11. Или, чтобы быть точным, в тот же самый день, 16 июня 1940 года, на заре. В плен мой отец попал раненным в живот пулемётной очередью или разрывом снаряда. Какой-то немецкий офицер прикрепил к его одежде бирку «Срочная операция», и его доставили в церковь городка Ножан-сюр-Сэн, в департаменте Об, в сотне километров от Парижа; церковь была превращена в госпиталь для военнопленных; она была забита до отказа; на месте оказался всего один санитар. Мой отец потерял слишком много крови и умер за Францию ещё до операции. Господа Жюльен Бод, главный инспектор налоговой службы, тридцати девяти лет, проживающий в Ножан-сюр-Сэн по адресу авеню Жан-Казимир-Перье, д.13, и Рене Эдмон Шарль Галле, мэр указанного города, в тот же день в девять часов составили акт о его кончине. Через три дня моему отцу должен был исполниться тридцать один год.

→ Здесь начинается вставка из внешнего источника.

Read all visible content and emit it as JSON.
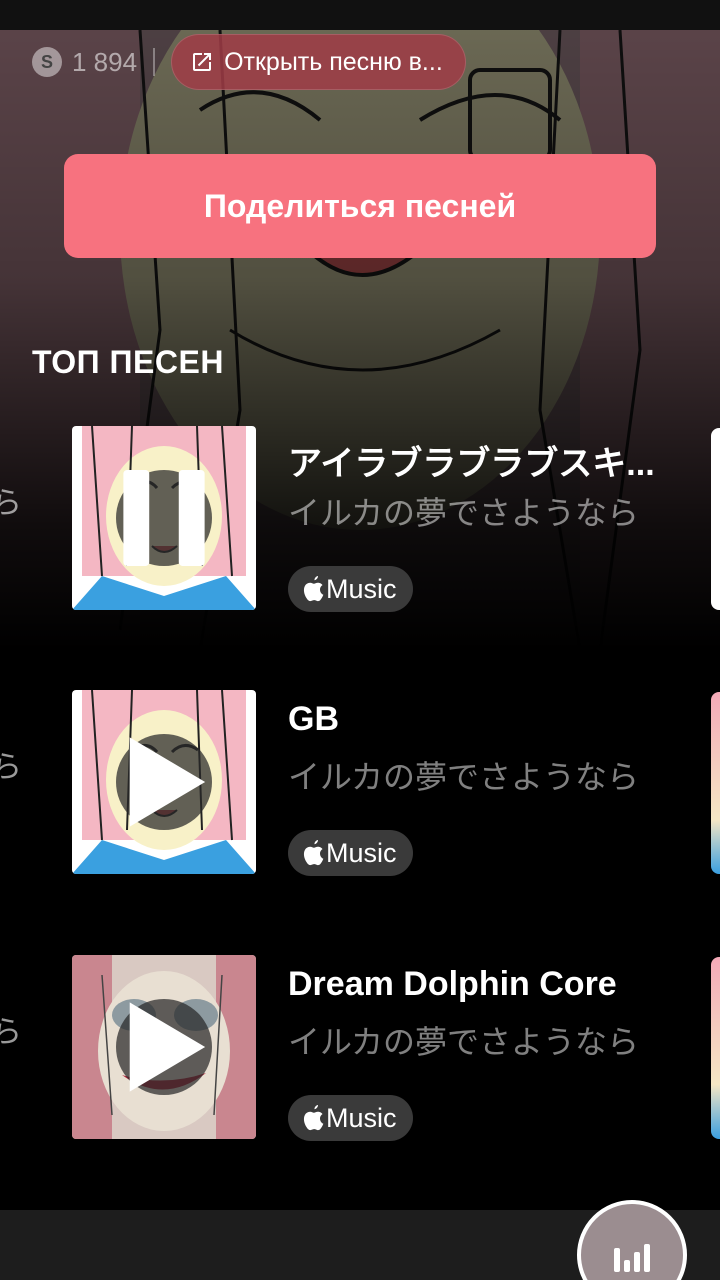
{
  "header": {
    "shazam_count": "1 894",
    "open_button_label": "Открыть песню в...",
    "share_button_label": "Поделиться песней"
  },
  "top_songs": {
    "title": "ТОП ПЕСЕН",
    "items": [
      {
        "title": "アイラブラブラブスキ...",
        "artist": "イルカの夢でさようなら",
        "badge": "Music",
        "state": "playing"
      },
      {
        "title": "GB",
        "artist": "イルカの夢でさようなら",
        "badge": "Music",
        "state": "paused"
      },
      {
        "title": "Dream Dolphin Core",
        "artist": "イルカの夢でさようなら",
        "badge": "Music",
        "state": "paused"
      }
    ]
  },
  "icons": {
    "shazam": "shazam-icon",
    "open_external": "open-external-icon",
    "pause": "pause-icon",
    "play": "play-icon",
    "apple": "apple-icon",
    "equalizer": "equalizer-icon"
  },
  "colors": {
    "share_button": "#f7727f",
    "open_button": "#a03c46",
    "badge": "#3a3a3a"
  }
}
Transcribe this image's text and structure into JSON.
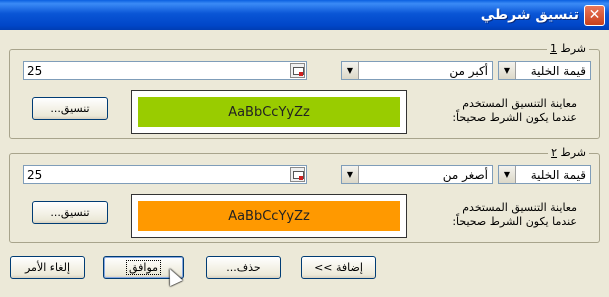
{
  "window": {
    "title": "تنسيق شرطي",
    "close_symbol": "✕"
  },
  "conditions": [
    {
      "label": "شرط ",
      "label_num": "1",
      "type_value": "قيمة الخلية",
      "operator_value": "أكبر من",
      "value": "25",
      "description_line1": "معاينة التنسيق المستخدم",
      "description_line2": "عندما يكون الشرط صحيحاً:",
      "preview_text": "AaBbCcYyZz",
      "preview_color": "#99cc00",
      "format_button": "تنسيق..."
    },
    {
      "label": "شرط ",
      "label_num": "٢",
      "type_value": "قيمة الخلية",
      "operator_value": "أصغر من",
      "value": "25",
      "description_line1": "معاينة التنسيق المستخدم",
      "description_line2": "عندما يكون الشرط صحيحاً:",
      "preview_text": "AaBbCcYyZz",
      "preview_color": "#ff9900",
      "format_button": "تنسيق..."
    }
  ],
  "buttons": {
    "add": "إضافة >>",
    "delete": "حذف...",
    "ok": "موافق",
    "cancel": "إلغاء الأمر"
  },
  "icons": {
    "dropdown_arrow": "▼",
    "collapse_dialog": "collapse-dialog-icon",
    "mouse_cursor": "arrow-cursor-icon"
  }
}
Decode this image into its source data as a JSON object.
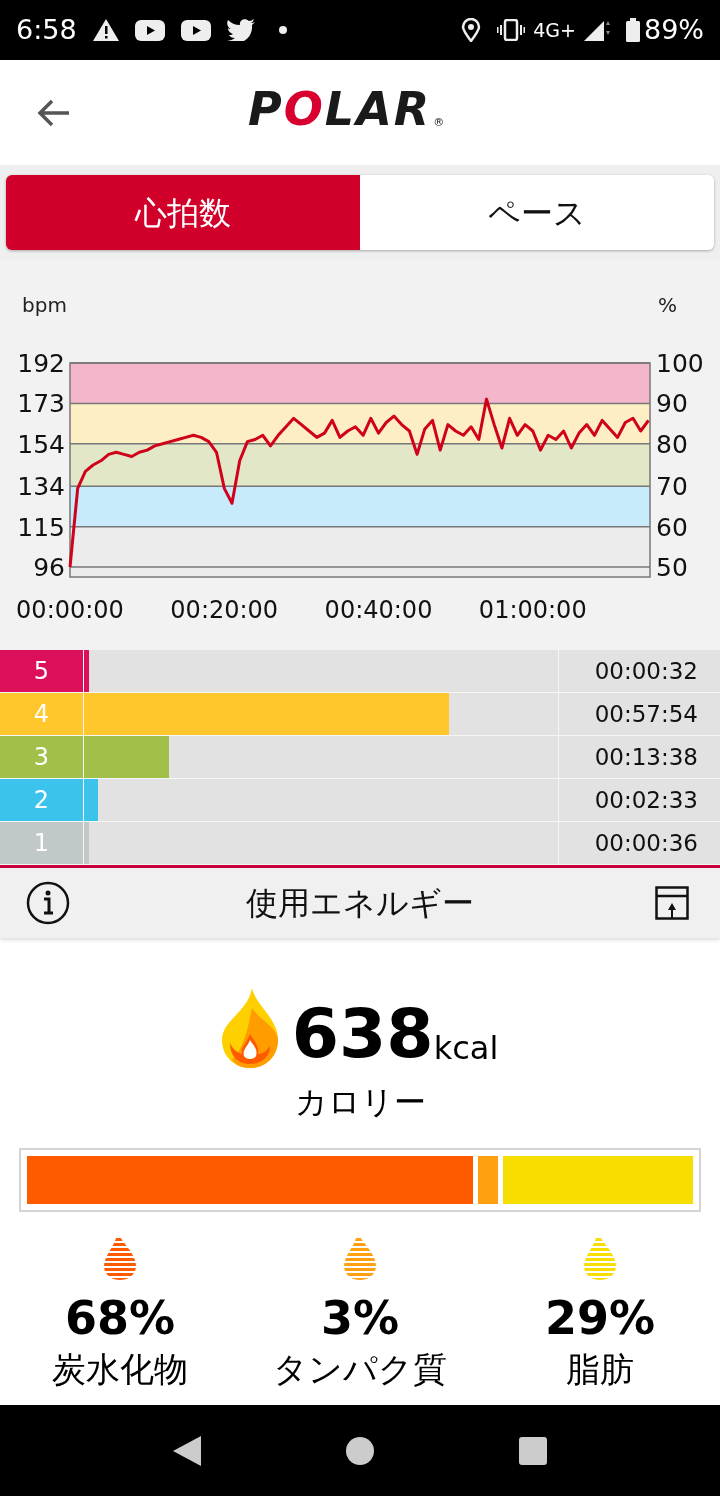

12. Это случилось в 1955 или в 1956 году. Паломничество длилось целый день. Всю вторую половину дня я провёл в пустом кафе в ожидании поезда, на котором можно было бы вернуться в Париж. Моё посещение кладбища было очень коротким. Мне не пришлось долго искать среди двухсот-трёхсот крестов военного кладбища (квадратный участок в углу городского кладбища). Найденная могила моего отца, слова ПЕРЕК ИЦЕК ЮДКО с регистрационным номером, написанные по трафарету на деревянном кресте и вполне различимые, произвели на меня впечатление, которое трудно описать: самым сильным было ощущение сцены, которую я играл в эту минуту и играл для самого себя: пятнадцать лет спустя сын приезжает поклониться могиле отца; но за этой игрой было ещё и нечто другое: удивление при виде моей фамилии на могильном кресте (одна из особенностей моей фамилии состоит в том, что долгое время она была единственной в своём роде: других Переков в моём семействе не было), тоскливое чувство от выполнения того, что было необходимо выполнить уже давно, того, что мне невозможно было не выполнить когда-нибудь, того, что я выполнял сейчас, зная, что никогда не узнаю, зачем я это делаю, желание сказать что-нибудь или подумать о чём-нибудь, смущённое колебание между неудержимым переживанием на грани лепета и безразличием на грани осознанного решения, а за этим что-то вроде скрытой безмятежности, связанной с закреплением в пространстве, на кресте этой смерти, которая наконец-то перестала быть абстрактной (твой отец — мёртв, или, в школе, в начале учебного года, в октябре, на карточках, заполняемых для учителей, которые тебя не знают, в графе о профессии отца: скончался), как, если бы обнаружение этого крохотного участка земли наконец заключало эту смерть, которую я никогда не воспринимал, никогда не переживал, никогда не знал и не узнавал, но которую мне приходилось на протяжении многих лет лицемерно выводить из дамских жалостливых шёпотов, вздохов и поцелуев.